The rest is then just like regular SINDy

However be careful that the order of features should increase.

In [25]:
# Now we generate a new dataset
dt, Tf, eps = 0.0001, 2.0, 0.0
# Training: mu = -2, -1, 0, 1, 2
x0s = [[-1.5,1], [2,2], [1,0], [3,3]]
args = [(OM,-2), (OM,-1), (OM,0), (OM,1), (OM,2)]
inps = [(_a[1],) for _a in args]
t_train, x_train = genDataMultiPar(dt, Tf, eps, x0s, args, 1)
# Test: mu = -2.5, -1.5, -0.5, 0.5, 1.5, 2.5
x0t = [[-2,2], [1,2.5]]
argt = [(OM,-2.5), (OM,-1.5), (OM,-0.5), (OM,0.5), (OM,1.5), (OM,2.5)]
inpt = [(_a[1],) for _a in argt]
t_test, x_test = genDataMultiPar(dt, Tf, eps, x0t, argt, 1)
In [26]:
optimizer = ps.SR3(
    threshold=1.0,
    thresholder="l0",
    max_iter=1000,
    tol=1e-10)
library = ps.PolynomialLibrary(degree=6, include_bias=False)
model = ps.SINDy(optimizer=optimizer, feature_library=library, feature_names=['x', 'y', 'u'])
model.fit(x_train, t=t_train, multiple_trajectories=True, quiet=True)
model.print()
# Numbers are looking familiar and the last term is correctly zero.
(x)' = -10.086 y + 1.686 x^3 u + -1.560 x^5 + -1.986 x^3 y^2 + -0.476 x y^4
(y)' = 10.064 x + 0.752 x^2 y u + 1.103 y^3 u + -2.980 x^2 y^3 + -0.972 y^5
(u)' = 0.000
In [28]:
# Comparing the trajectories in 3D - they look identical!
# Also note that some of the test cases are BEYOND the training cases
cmpTraj3D(x_test, x_pred, 2)

Side note¶

There are many more variants and applications of the SINDy algorithm. Just naming a few:

  • To handle implicit ODEs - see [1]
  • To handle control inputs - see [2]
  • See [3] for a recent summary of extensions and watch PySINDy@github for updates.
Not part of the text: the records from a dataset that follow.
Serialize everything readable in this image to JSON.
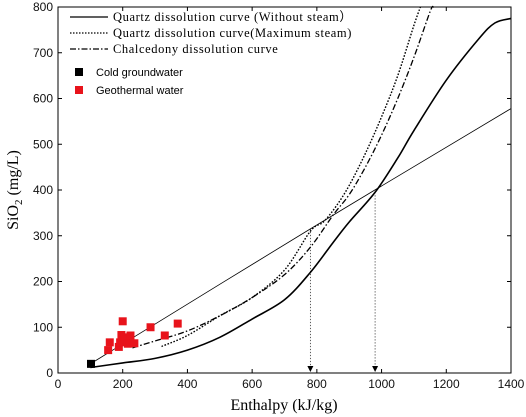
{
  "chart_data": {
    "type": "line",
    "title": "",
    "xlabel": "Enthalpy (kJ/kg)",
    "ylabel": {
      "main": "SiO",
      "sub": "2",
      "unit": " (mg/L)"
    },
    "xlim": [
      0,
      1400
    ],
    "ylim": [
      0,
      800
    ],
    "xticks": [
      0,
      200,
      400,
      600,
      800,
      1000,
      1200,
      1400
    ],
    "yticks": [
      0,
      100,
      200,
      300,
      400,
      500,
      600,
      700,
      800
    ],
    "grid": false,
    "legend_position": "top-left",
    "series": [
      {
        "name": "Quartz dissolution curve (Without steam）",
        "style": "solid",
        "points": [
          [
            100,
            12
          ],
          [
            200,
            22
          ],
          [
            300,
            32
          ],
          [
            400,
            50
          ],
          [
            500,
            78
          ],
          [
            600,
            118
          ],
          [
            700,
            160
          ],
          [
            780,
            220
          ],
          [
            850,
            285
          ],
          [
            900,
            330
          ],
          [
            980,
            395
          ],
          [
            1050,
            470
          ],
          [
            1100,
            530
          ],
          [
            1200,
            640
          ],
          [
            1300,
            730
          ],
          [
            1350,
            765
          ],
          [
            1400,
            775
          ]
        ]
      },
      {
        "name": "Quartz dissolution curve(Maximum steam)",
        "style": "dotted",
        "points": [
          [
            320,
            58
          ],
          [
            400,
            82
          ],
          [
            500,
            125
          ],
          [
            600,
            165
          ],
          [
            700,
            225
          ],
          [
            780,
            310
          ],
          [
            820,
            330
          ],
          [
            860,
            365
          ],
          [
            900,
            410
          ],
          [
            950,
            480
          ],
          [
            1000,
            560
          ],
          [
            1050,
            650
          ],
          [
            1100,
            760
          ],
          [
            1120,
            800
          ]
        ]
      },
      {
        "name": "Chalcedony dissolution curve",
        "style": "dashdot",
        "points": [
          [
            230,
            55
          ],
          [
            300,
            70
          ],
          [
            400,
            92
          ],
          [
            500,
            125
          ],
          [
            600,
            165
          ],
          [
            700,
            215
          ],
          [
            780,
            275
          ],
          [
            850,
            345
          ],
          [
            900,
            390
          ],
          [
            950,
            450
          ],
          [
            1000,
            520
          ],
          [
            1050,
            600
          ],
          [
            1100,
            690
          ],
          [
            1150,
            790
          ],
          [
            1160,
            800
          ]
        ]
      },
      {
        "name": "",
        "style": "thin",
        "points": [
          [
            100,
            20
          ],
          [
            780,
            315
          ],
          [
            1400,
            578
          ]
        ]
      },
      {
        "name": "Cold groundwater",
        "style": "marker-square",
        "color": "#000000",
        "points": [
          [
            102,
            20
          ]
        ]
      },
      {
        "name": "Geothermal water",
        "style": "marker-square",
        "color": "#e8131b",
        "points": [
          [
            155,
            50
          ],
          [
            160,
            67
          ],
          [
            188,
            57
          ],
          [
            192,
            67
          ],
          [
            196,
            83
          ],
          [
            200,
            113
          ],
          [
            204,
            78
          ],
          [
            210,
            74
          ],
          [
            216,
            64
          ],
          [
            224,
            82
          ],
          [
            236,
            65
          ],
          [
            286,
            100
          ],
          [
            330,
            82
          ],
          [
            370,
            108
          ]
        ]
      }
    ],
    "guides": [
      {
        "x": 780,
        "y": 315
      },
      {
        "x": 980,
        "y": 395
      }
    ]
  }
}
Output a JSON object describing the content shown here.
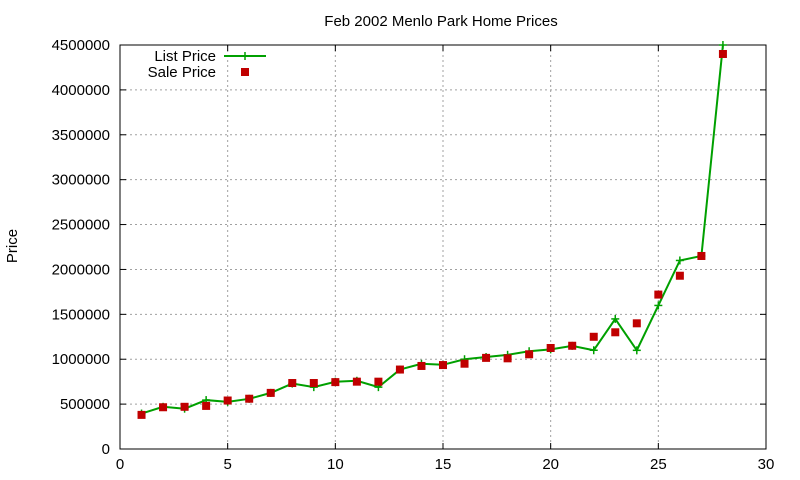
{
  "chart_data": {
    "type": "line",
    "title": "Feb 2002 Menlo Park Home Prices",
    "xlabel": "",
    "ylabel": "Price",
    "xlim": [
      0,
      30
    ],
    "ylim": [
      0,
      4500000
    ],
    "xticks": [
      0,
      5,
      10,
      15,
      20,
      25,
      30
    ],
    "yticks": [
      0,
      500000,
      1000000,
      1500000,
      2000000,
      2500000,
      3000000,
      3500000,
      4000000,
      4500000
    ],
    "grid": true,
    "legend_position": "top-left",
    "x": [
      1,
      2,
      3,
      4,
      5,
      6,
      7,
      8,
      9,
      10,
      11,
      12,
      13,
      14,
      15,
      16,
      17,
      18,
      19,
      20,
      21,
      22,
      23,
      24,
      25,
      26,
      27,
      28
    ],
    "series": [
      {
        "name": "List Price",
        "style": "line-plus",
        "color": "#00a000",
        "values": [
          395000,
          470000,
          449000,
          545000,
          525000,
          559000,
          625000,
          729000,
          689000,
          749000,
          760000,
          689000,
          885000,
          949000,
          938000,
          1000000,
          1025000,
          1049000,
          1089000,
          1110000,
          1149000,
          1100000,
          1449000,
          1099000,
          1599000,
          2100000,
          2150000,
          4500000
        ]
      },
      {
        "name": "Sale Price",
        "style": "square",
        "color": "#c00000",
        "values": [
          380000,
          465000,
          470000,
          480000,
          540000,
          560000,
          625000,
          735000,
          735000,
          745000,
          750000,
          750000,
          885000,
          925000,
          935000,
          950000,
          1015000,
          1010000,
          1055000,
          1125000,
          1150000,
          1250000,
          1300000,
          1400000,
          1720000,
          1930000,
          2150000,
          4400000
        ]
      }
    ]
  }
}
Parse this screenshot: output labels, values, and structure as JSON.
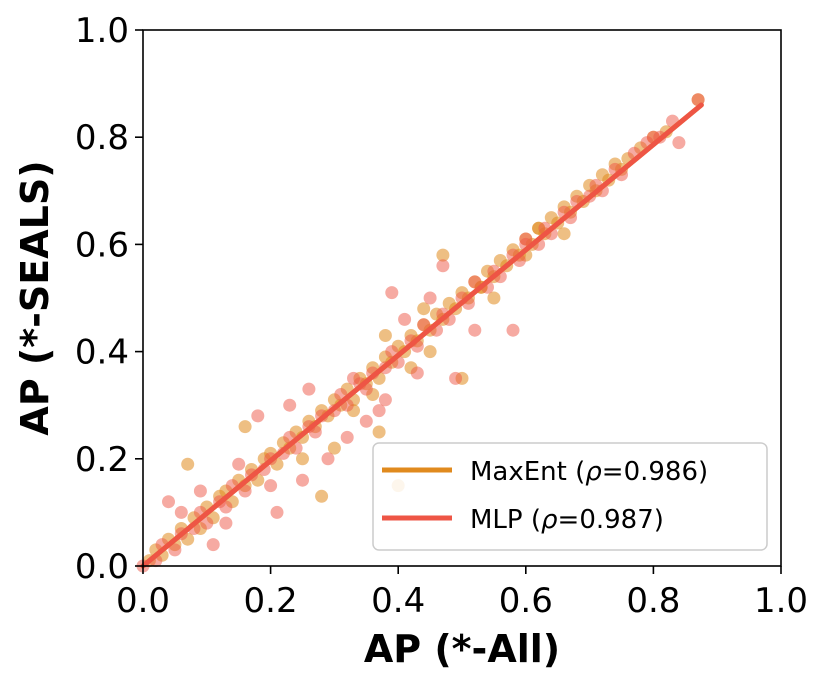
{
  "chart_data": {
    "type": "scatter",
    "xlabel": "AP (*-All)",
    "ylabel": "AP (*-SEALS)",
    "xlim": [
      0.0,
      1.0
    ],
    "ylim": [
      0.0,
      1.0
    ],
    "xticks": [
      "0.0",
      "0.2",
      "0.4",
      "0.6",
      "0.8",
      "1.0"
    ],
    "yticks": [
      "0.0",
      "0.2",
      "0.4",
      "0.6",
      "0.8",
      "1.0"
    ],
    "grid": false,
    "legend_position": "lower-right",
    "series": [
      {
        "name": "MaxEnt",
        "name_prefix": "MaxEnt (",
        "rho_symbol": "ρ",
        "rho_text": "=0.986)",
        "color": "#e08a1e",
        "fit_line": [
          [
            0.0,
            0.0
          ],
          [
            0.875,
            0.86
          ]
        ],
        "points": [
          [
            0.01,
            0.01
          ],
          [
            0.02,
            0.03
          ],
          [
            0.03,
            0.02
          ],
          [
            0.04,
            0.05
          ],
          [
            0.05,
            0.04
          ],
          [
            0.06,
            0.07
          ],
          [
            0.07,
            0.05
          ],
          [
            0.08,
            0.09
          ],
          [
            0.09,
            0.07
          ],
          [
            0.1,
            0.11
          ],
          [
            0.11,
            0.09
          ],
          [
            0.12,
            0.13
          ],
          [
            0.13,
            0.14
          ],
          [
            0.14,
            0.12
          ],
          [
            0.15,
            0.16
          ],
          [
            0.16,
            0.15
          ],
          [
            0.17,
            0.18
          ],
          [
            0.18,
            0.16
          ],
          [
            0.19,
            0.2
          ],
          [
            0.2,
            0.21
          ],
          [
            0.21,
            0.19
          ],
          [
            0.22,
            0.23
          ],
          [
            0.23,
            0.22
          ],
          [
            0.24,
            0.25
          ],
          [
            0.25,
            0.24
          ],
          [
            0.26,
            0.27
          ],
          [
            0.27,
            0.26
          ],
          [
            0.28,
            0.29
          ],
          [
            0.29,
            0.28
          ],
          [
            0.3,
            0.31
          ],
          [
            0.31,
            0.3
          ],
          [
            0.32,
            0.33
          ],
          [
            0.33,
            0.31
          ],
          [
            0.34,
            0.35
          ],
          [
            0.35,
            0.34
          ],
          [
            0.36,
            0.37
          ],
          [
            0.37,
            0.35
          ],
          [
            0.38,
            0.39
          ],
          [
            0.39,
            0.38
          ],
          [
            0.4,
            0.41
          ],
          [
            0.41,
            0.4
          ],
          [
            0.42,
            0.43
          ],
          [
            0.43,
            0.42
          ],
          [
            0.44,
            0.45
          ],
          [
            0.45,
            0.44
          ],
          [
            0.46,
            0.47
          ],
          [
            0.47,
            0.46
          ],
          [
            0.48,
            0.49
          ],
          [
            0.49,
            0.48
          ],
          [
            0.5,
            0.51
          ],
          [
            0.51,
            0.5
          ],
          [
            0.52,
            0.53
          ],
          [
            0.53,
            0.52
          ],
          [
            0.54,
            0.55
          ],
          [
            0.55,
            0.54
          ],
          [
            0.56,
            0.57
          ],
          [
            0.57,
            0.56
          ],
          [
            0.58,
            0.59
          ],
          [
            0.59,
            0.58
          ],
          [
            0.6,
            0.61
          ],
          [
            0.61,
            0.6
          ],
          [
            0.62,
            0.63
          ],
          [
            0.63,
            0.62
          ],
          [
            0.64,
            0.65
          ],
          [
            0.65,
            0.64
          ],
          [
            0.66,
            0.67
          ],
          [
            0.67,
            0.66
          ],
          [
            0.68,
            0.69
          ],
          [
            0.69,
            0.68
          ],
          [
            0.7,
            0.71
          ],
          [
            0.71,
            0.7
          ],
          [
            0.72,
            0.73
          ],
          [
            0.73,
            0.72
          ],
          [
            0.74,
            0.75
          ],
          [
            0.75,
            0.74
          ],
          [
            0.76,
            0.76
          ],
          [
            0.78,
            0.78
          ],
          [
            0.8,
            0.8
          ],
          [
            0.82,
            0.81
          ],
          [
            0.87,
            0.87
          ],
          [
            0.07,
            0.19
          ],
          [
            0.16,
            0.26
          ],
          [
            0.47,
            0.58
          ],
          [
            0.4,
            0.15
          ],
          [
            0.5,
            0.35
          ],
          [
            0.28,
            0.13
          ],
          [
            0.37,
            0.25
          ],
          [
            0.44,
            0.48
          ],
          [
            0.53,
            0.52
          ],
          [
            0.62,
            0.63
          ],
          [
            0.36,
            0.32
          ],
          [
            0.42,
            0.37
          ],
          [
            0.25,
            0.2
          ],
          [
            0.33,
            0.29
          ],
          [
            0.45,
            0.4
          ],
          [
            0.55,
            0.5
          ],
          [
            0.38,
            0.43
          ],
          [
            0.3,
            0.22
          ],
          [
            0.6,
            0.58
          ],
          [
            0.66,
            0.62
          ]
        ]
      },
      {
        "name": "MLP",
        "name_prefix": "MLP (",
        "rho_symbol": "ρ",
        "rho_text": "=0.987)",
        "color": "#ee5545",
        "fit_line": [
          [
            0.0,
            0.0
          ],
          [
            0.875,
            0.86
          ]
        ],
        "points": [
          [
            0.0,
            0.0
          ],
          [
            0.02,
            0.01
          ],
          [
            0.03,
            0.04
          ],
          [
            0.05,
            0.03
          ],
          [
            0.06,
            0.06
          ],
          [
            0.08,
            0.07
          ],
          [
            0.09,
            0.1
          ],
          [
            0.1,
            0.08
          ],
          [
            0.12,
            0.12
          ],
          [
            0.13,
            0.11
          ],
          [
            0.14,
            0.15
          ],
          [
            0.16,
            0.14
          ],
          [
            0.17,
            0.17
          ],
          [
            0.19,
            0.18
          ],
          [
            0.2,
            0.2
          ],
          [
            0.22,
            0.21
          ],
          [
            0.23,
            0.24
          ],
          [
            0.24,
            0.22
          ],
          [
            0.26,
            0.26
          ],
          [
            0.27,
            0.25
          ],
          [
            0.28,
            0.28
          ],
          [
            0.3,
            0.29
          ],
          [
            0.31,
            0.32
          ],
          [
            0.32,
            0.3
          ],
          [
            0.34,
            0.34
          ],
          [
            0.35,
            0.33
          ],
          [
            0.36,
            0.36
          ],
          [
            0.38,
            0.37
          ],
          [
            0.39,
            0.4
          ],
          [
            0.4,
            0.38
          ],
          [
            0.42,
            0.42
          ],
          [
            0.43,
            0.41
          ],
          [
            0.44,
            0.45
          ],
          [
            0.46,
            0.44
          ],
          [
            0.47,
            0.47
          ],
          [
            0.48,
            0.46
          ],
          [
            0.5,
            0.5
          ],
          [
            0.51,
            0.49
          ],
          [
            0.52,
            0.53
          ],
          [
            0.54,
            0.52
          ],
          [
            0.55,
            0.55
          ],
          [
            0.56,
            0.54
          ],
          [
            0.58,
            0.58
          ],
          [
            0.59,
            0.57
          ],
          [
            0.6,
            0.61
          ],
          [
            0.62,
            0.6
          ],
          [
            0.63,
            0.63
          ],
          [
            0.64,
            0.62
          ],
          [
            0.66,
            0.66
          ],
          [
            0.67,
            0.65
          ],
          [
            0.68,
            0.68
          ],
          [
            0.7,
            0.69
          ],
          [
            0.71,
            0.71
          ],
          [
            0.72,
            0.7
          ],
          [
            0.74,
            0.74
          ],
          [
            0.75,
            0.73
          ],
          [
            0.77,
            0.77
          ],
          [
            0.79,
            0.79
          ],
          [
            0.8,
            0.8
          ],
          [
            0.81,
            0.8
          ],
          [
            0.83,
            0.83
          ],
          [
            0.84,
            0.79
          ],
          [
            0.87,
            0.87
          ],
          [
            0.04,
            0.12
          ],
          [
            0.06,
            0.1
          ],
          [
            0.09,
            0.14
          ],
          [
            0.11,
            0.04
          ],
          [
            0.15,
            0.19
          ],
          [
            0.18,
            0.28
          ],
          [
            0.21,
            0.1
          ],
          [
            0.23,
            0.3
          ],
          [
            0.26,
            0.33
          ],
          [
            0.29,
            0.2
          ],
          [
            0.32,
            0.24
          ],
          [
            0.35,
            0.27
          ],
          [
            0.38,
            0.31
          ],
          [
            0.41,
            0.46
          ],
          [
            0.43,
            0.36
          ],
          [
            0.45,
            0.5
          ],
          [
            0.49,
            0.35
          ],
          [
            0.52,
            0.44
          ],
          [
            0.58,
            0.44
          ],
          [
            0.39,
            0.51
          ],
          [
            0.47,
            0.56
          ],
          [
            0.33,
            0.35
          ],
          [
            0.37,
            0.29
          ],
          [
            0.25,
            0.16
          ],
          [
            0.2,
            0.15
          ],
          [
            0.13,
            0.08
          ],
          [
            0.6,
            0.6
          ]
        ]
      }
    ]
  }
}
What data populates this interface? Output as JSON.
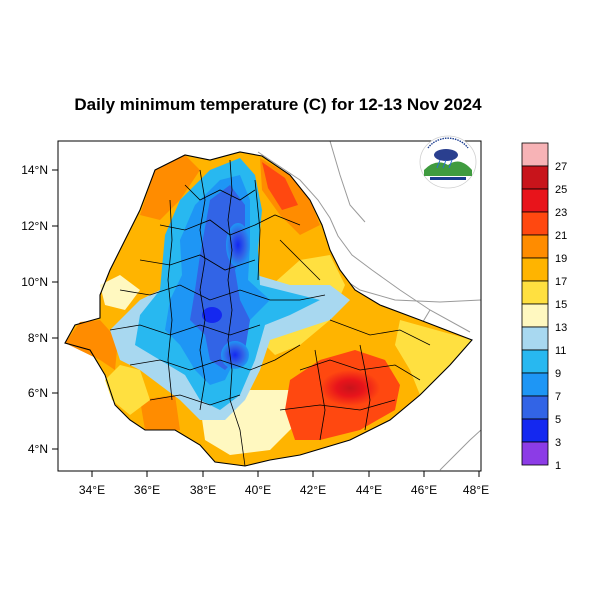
{
  "title": "Daily minimum temperature (C) for 12-13 Nov 2024",
  "x_ticks": [
    "34°E",
    "36°E",
    "38°E",
    "40°E",
    "42°E",
    "44°E",
    "46°E",
    "48°E"
  ],
  "y_ticks": [
    "14°N",
    "12°N",
    "10°N",
    "8°N",
    "6°N",
    "4°N"
  ],
  "colorbar": {
    "labels": [
      "27",
      "25",
      "23",
      "21",
      "19",
      "17",
      "15",
      "13",
      "11",
      "9",
      "7",
      "5",
      "3",
      "1"
    ],
    "colors": [
      "#f7b3b6",
      "#c8141b",
      "#e8141b",
      "#ff4810",
      "#ff8c00",
      "#ffb400",
      "#ffe040",
      "#fff8c0",
      "#a8d8f0",
      "#28b8f0",
      "#1e96f5",
      "#3264e6",
      "#1428f0",
      "#8c3ce6"
    ]
  },
  "logo": {
    "name": "Ethiopian Meteorology Institute",
    "icon": "meteorology-logo-icon"
  }
}
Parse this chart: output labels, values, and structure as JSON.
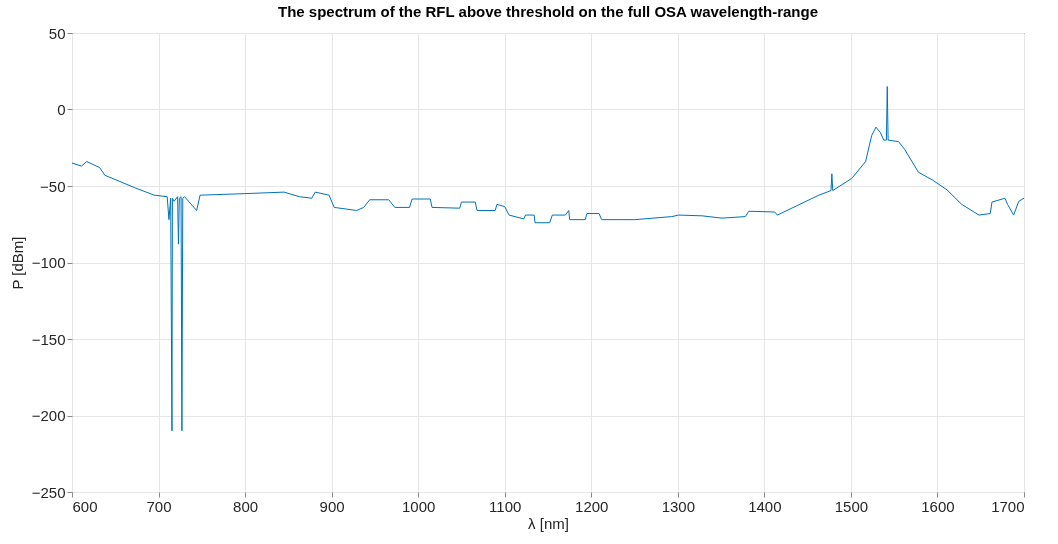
{
  "chart_data": {
    "type": "line",
    "title": "The spectrum of the RFL above threshold on the full OSA wavelength-range",
    "xlabel": "λ [nm]",
    "ylabel": "P [dBm]",
    "xlim": [
      600,
      1700
    ],
    "xticks": [
      600,
      700,
      800,
      900,
      1000,
      1100,
      1200,
      1300,
      1400,
      1500,
      1600,
      1700
    ],
    "ylim": [
      -250,
      50
    ],
    "yticks": [
      -250,
      -200,
      -150,
      -100,
      -50,
      0,
      50
    ],
    "grid": true,
    "series": [
      {
        "color": "#0072bd",
        "x": [
          600,
          611,
          617,
          632,
          638,
          672,
          695,
          710,
          712,
          714,
          715.5,
          716,
          718,
          722,
          723,
          724,
          726,
          727,
          728,
          730,
          744,
          748,
          799,
          845,
          863,
          877,
          881,
          897,
          903,
          929,
          937,
          944,
          966,
          973,
          990,
          993,
          1014,
          1016,
          1048,
          1050,
          1066,
          1068,
          1089,
          1091,
          1100,
          1105,
          1122,
          1124,
          1134,
          1135,
          1152,
          1155,
          1170,
          1174,
          1175,
          1193,
          1195,
          1209,
          1212,
          1250,
          1293,
          1301,
          1328,
          1351,
          1378,
          1382,
          1412,
          1415,
          1463,
          1477,
          1478,
          1479,
          1501,
          1517,
          1524,
          1529,
          1534,
          1538,
          1541,
          1542,
          1543,
          1555,
          1562,
          1578,
          1594,
          1611,
          1628,
          1648,
          1661,
          1663,
          1678,
          1681,
          1688,
          1694,
          1700
        ],
        "values": [
          -35,
          -37,
          -34,
          -38,
          -43,
          -51,
          -56,
          -57,
          -72,
          -58,
          -210,
          -58,
          -60,
          -57,
          -88,
          -58,
          -57,
          -210,
          -58,
          -57,
          -66,
          -56,
          -55,
          -54,
          -57,
          -58,
          -54,
          -56,
          -64,
          -66,
          -64,
          -59,
          -59,
          -64,
          -64,
          -58.5,
          -58.5,
          -64,
          -64.5,
          -60.5,
          -60.5,
          -66,
          -66,
          -62,
          -63.5,
          -69,
          -71.5,
          -69,
          -69,
          -74,
          -74,
          -69,
          -69,
          -66,
          -72,
          -72,
          -68,
          -68,
          -72,
          -72,
          -70,
          -69,
          -69.5,
          -71,
          -70,
          -66.5,
          -67,
          -69,
          -56,
          -53,
          -42,
          -53,
          -45,
          -34,
          -17,
          -11.5,
          -15,
          -20,
          -20,
          15,
          -20,
          -21,
          -26,
          -41,
          -46,
          -52.5,
          -62,
          -69,
          -68,
          -60.5,
          -58,
          -62,
          -69,
          -60,
          -58
        ]
      }
    ]
  }
}
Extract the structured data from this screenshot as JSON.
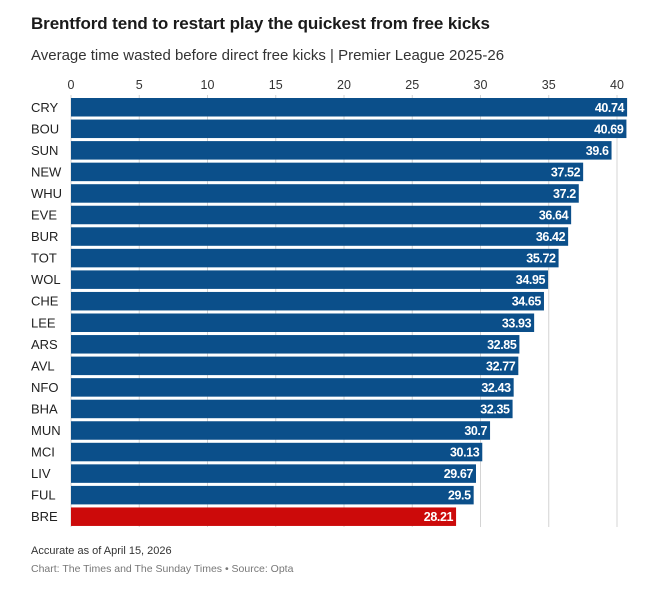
{
  "title": "Brentford tend to restart play the quickest from free kicks",
  "subtitle": "Average time wasted before direct free kicks | Premier League 2025-26",
  "note": "Accurate as of April 15, 2026",
  "source": "Chart: The Times and The Sunday Times • Source: Opta",
  "chart_data": {
    "type": "bar",
    "orientation": "horizontal",
    "categories": [
      "CRY",
      "BOU",
      "SUN",
      "NEW",
      "WHU",
      "EVE",
      "BUR",
      "TOT",
      "WOL",
      "CHE",
      "LEE",
      "ARS",
      "AVL",
      "NFO",
      "BHA",
      "MUN",
      "MCI",
      "LIV",
      "FUL",
      "BRE"
    ],
    "values": [
      40.74,
      40.69,
      39.6,
      37.52,
      37.2,
      36.64,
      36.42,
      35.72,
      34.95,
      34.65,
      33.93,
      32.85,
      32.77,
      32.43,
      32.35,
      30.7,
      30.13,
      29.67,
      29.5,
      28.21
    ],
    "value_labels": [
      "40.74",
      "40.69",
      "39.6",
      "37.52",
      "37.2",
      "36.64",
      "36.42",
      "35.72",
      "34.95",
      "34.65",
      "33.93",
      "32.85",
      "32.77",
      "32.43",
      "32.35",
      "30.7",
      "30.13",
      "29.67",
      "29.5",
      "28.21"
    ],
    "xticks": [
      0,
      5,
      10,
      15,
      20,
      25,
      30,
      35,
      40
    ],
    "xlim": [
      0,
      40
    ],
    "grid": true,
    "colors": {
      "default": "#0b4f8a",
      "highlight": "#cc0a0a",
      "highlight_category": "BRE"
    }
  }
}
[1] Kaheman, K., et al., SINDy-PI: a robust algorithm for parallel implicit sparse identification of nonlinear dynamics, 2020.

[2] Brunton, S., et al., Sparse Identification of Nonlinear Dynamics with Control (SINDYc), 2016.

[3] Kaptanoglu, A., et al., PySINDy: A comprehensive Python package for robust sparse system identification, 2022.